- 1 ½ cups white sugar
- 1 ½ cups brown sugar
- 1 cup butter, softened
- 4 large eggs
- 4 teaspoons vanilla extract
- 4 ½ cups all-purpose flour
- 2 teaspoons baking soda
- 1 teaspoon salt
- 5 cups semisweet chocolate chips
- 2 cups flaked coconut
- 2 cups chopped almonds
- Preheat the oven to 375 degrees F (190 degrees C). Grease cookie sheets.
- Cream together white sugar, brown sugar, and butter with an electric mixer in a large bowl until smooth.
- Beat in eggs one at a time, mixing well after each addition.
- Stir in vanilla.
- Combine flour, baking soda, and salt in a separate bowl; stir into creamed mixture until well blended.
- Mix in chocolate chips, coconut, and almonds until incorporated.
- Drop by rounded spoonfuls onto the prepared cookie sheets.
- Bake in the preheated oven until edges are lightly browned, 8 to 10 minutes.
- Allow cookies to cool on the baking sheets for 5 minutes before removing to a wire rack to cool completely.
- Prep Time:10 mins
- Cook Time:10 mins
- Additional Time:5 mins
- Total Time:25 mins
- 263 Calories
- 13g Fat
- 35g Carbs
- 4g Protein
This recipe yields 4 dozen delicious cookies that are perfect for satisfying any sweet tooth. The combination of chocolate chips, coconut, and chopped almonds provides a burst of flavor in every bite.
To start, preheat the oven to 375 degrees F (190 degrees C) and grease cookie sheets. In a large bowl, cream together white sugar, brown sugar, and softened butter with an electric mixer until smooth. Beat in the eggs one at a time, mixing well after each addition. Stir in vanilla to give the dough a sweet flavor.

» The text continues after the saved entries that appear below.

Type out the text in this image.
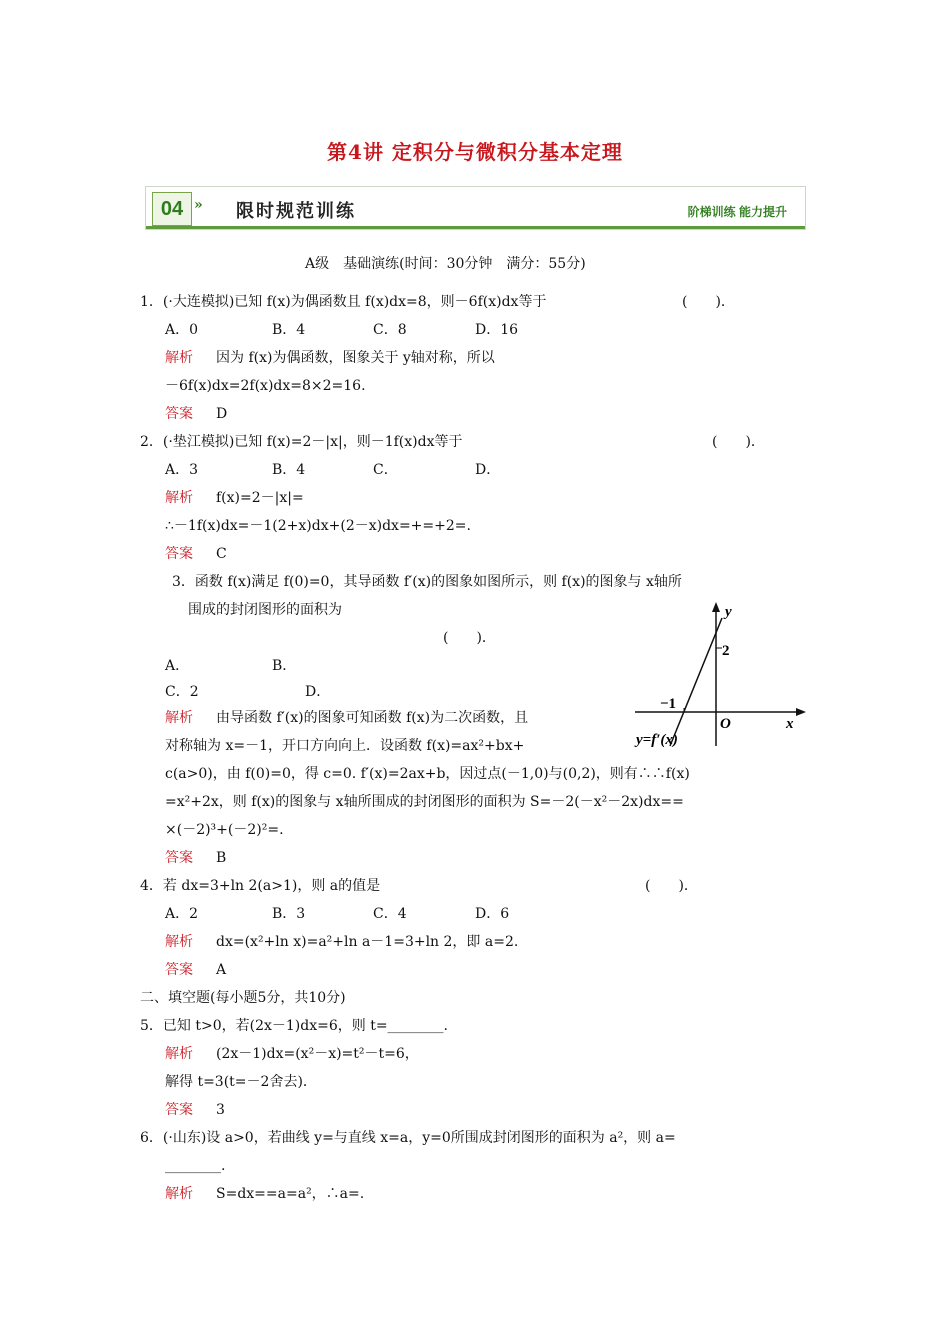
第4讲 定积分与微积分基本定理
04 » 限时规范训练	阶梯训练 能力提升
A级　基础演练(时间：30分钟　满分：55分)
1．(·大连模拟)已知 f(x)为偶函数且 f(x)dx=8，则－6f(x)dx等于	(　　)．
A．0	B．4	C．8	D．16
解析 因为 f(x)为偶函数，图象关于 y轴对称，所以
－6f(x)dx=2f(x)dx=8×2=16.
答案 D
2．(·垫江模拟)已知 f(x)=2－|x|，则－1f(x)dx等于	(　　)．
A．3	B．4	C．	D．
解析 f(x)=2－|x|=
∴－1f(x)dx=－1(2+x)dx+(2－x)dx=+=+2=.
答案 C
3．函数 f(x)满足 f(0)=0，其导函数 f′(x)的图象如图所示，则 f(x)的图象与 x轴所
围成的封闭图形的面积为
(　　)．
A．	B．
C．2	D．
解析 由导函数 f′(x)的图象可知函数 f(x)为二次函数，且
对称轴为 x=－1，开口方向向上．设函数 f(x)=ax²+bx+
c(a>0)，由 f(0)=0，得 c=0. f′(x)=2ax+b，因过点(－1,0)与(0,2)，则有∴∴f(x)
=x²+2x，则 f(x)的图象与 x轴所围成的封闭图形的面积为 S=－2(－x²－2x)dx==
×(－2)³+(－2)²=.
答案 B
y
2
−1
O	x
y=f′(x)
4．若 dx=3+ln 2(a>1)，则 a的值是	(　　)．
A．2	B．3	C．4	D．6
解析 dx=(x²+ln x)=a²+ln a－1=3+ln 2，即 a=2.
答案 A
二、填空题(每小题5分，共10分)
5．已知 t>0，若(2x－1)dx=6，则 t=________.
解析 (2x－1)dx=(x²－x)=t²－t=6，
解得 t=3(t=－2舍去)．
答案 3
6．(·山东)设 a>0，若曲线 y=与直线 x=a，y=0所围成封闭图形的面积为 a²，则 a=
________.
解析 S=dx==a=a²，∴a=.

In a separate bowl, combine all-purpose flour, baking soda, and salt. Once mixed together, add it to the creamed mixture and stir until it’s well blended. Then add the chocolate chips, flaked coconut, and chopped almonds. Mix the ingredients together until they’re fully incorporated.

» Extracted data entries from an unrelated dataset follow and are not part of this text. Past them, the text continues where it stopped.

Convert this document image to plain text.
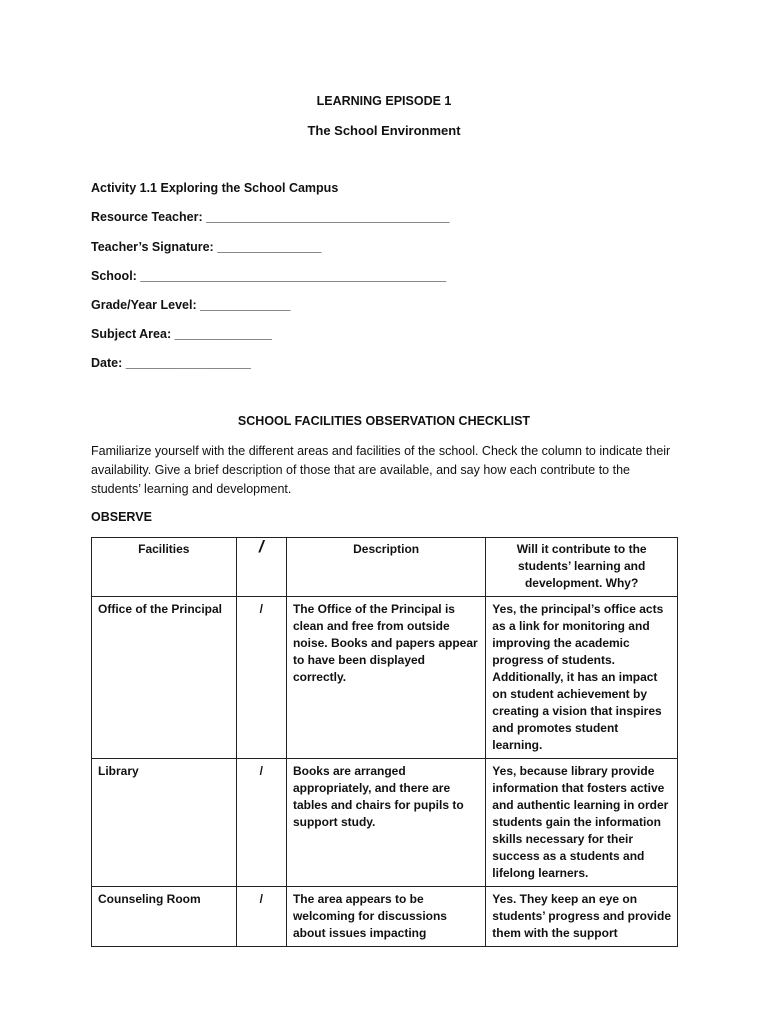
LEARNING EPISODE 1
The School Environment
Activity 1.1 Exploring the School Campus
Resource Teacher: ___________________________________
Teacher’s Signature: _______________
School: ____________________________________________
Grade/Year Level: _____________
Subject Area: ______________
Date: __________________
SCHOOL FACILITIES OBSERVATION CHECKLIST
Familiarize yourself with the different areas and facilities of the school. Check the column to indicate their availability. Give a brief description of those that are available, and say how each contribute to the students’ learning and development.
OBSERVE
Facilities	/	Description	Will it contribute to the students’ learning and development. Why?
Office of the Principal	/	The Office of the Principal is clean and free from outside noise. Books and papers appear to have been displayed correctly.	Yes, the principal’s office acts as a link for monitoring and improving the academic progress of students. Additionally, it has an impact on student achievement by creating a vision that inspires and promotes student learning.
Library	/	Books are arranged appropriately, and there are tables and chairs for pupils to support study.	Yes, because library provide information that fosters active and authentic learning in order students gain the information skills necessary for their success as a students and lifelong learners.
Counseling Room	/	The area appears to be welcoming for discussions about issues impacting	Yes. They keep an eye on students’ progress and provide them with the support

Using a rounded spoon, drop cookie dough onto the prepared cookie sheets. Bake for 8 to 10 minutes in the preheated oven, or until the edges turn lightly brown. Let the cookies cool on the baking sheets for 5 minutes before transferring them to a wire rack to cool completely. Serve and enjoy!
This recipe yields 48 servings and takes about 25 minutes to make from start to finish. Each cookie contains 263 calories, 13g of fat, 35g of carbs, and 4g of protein.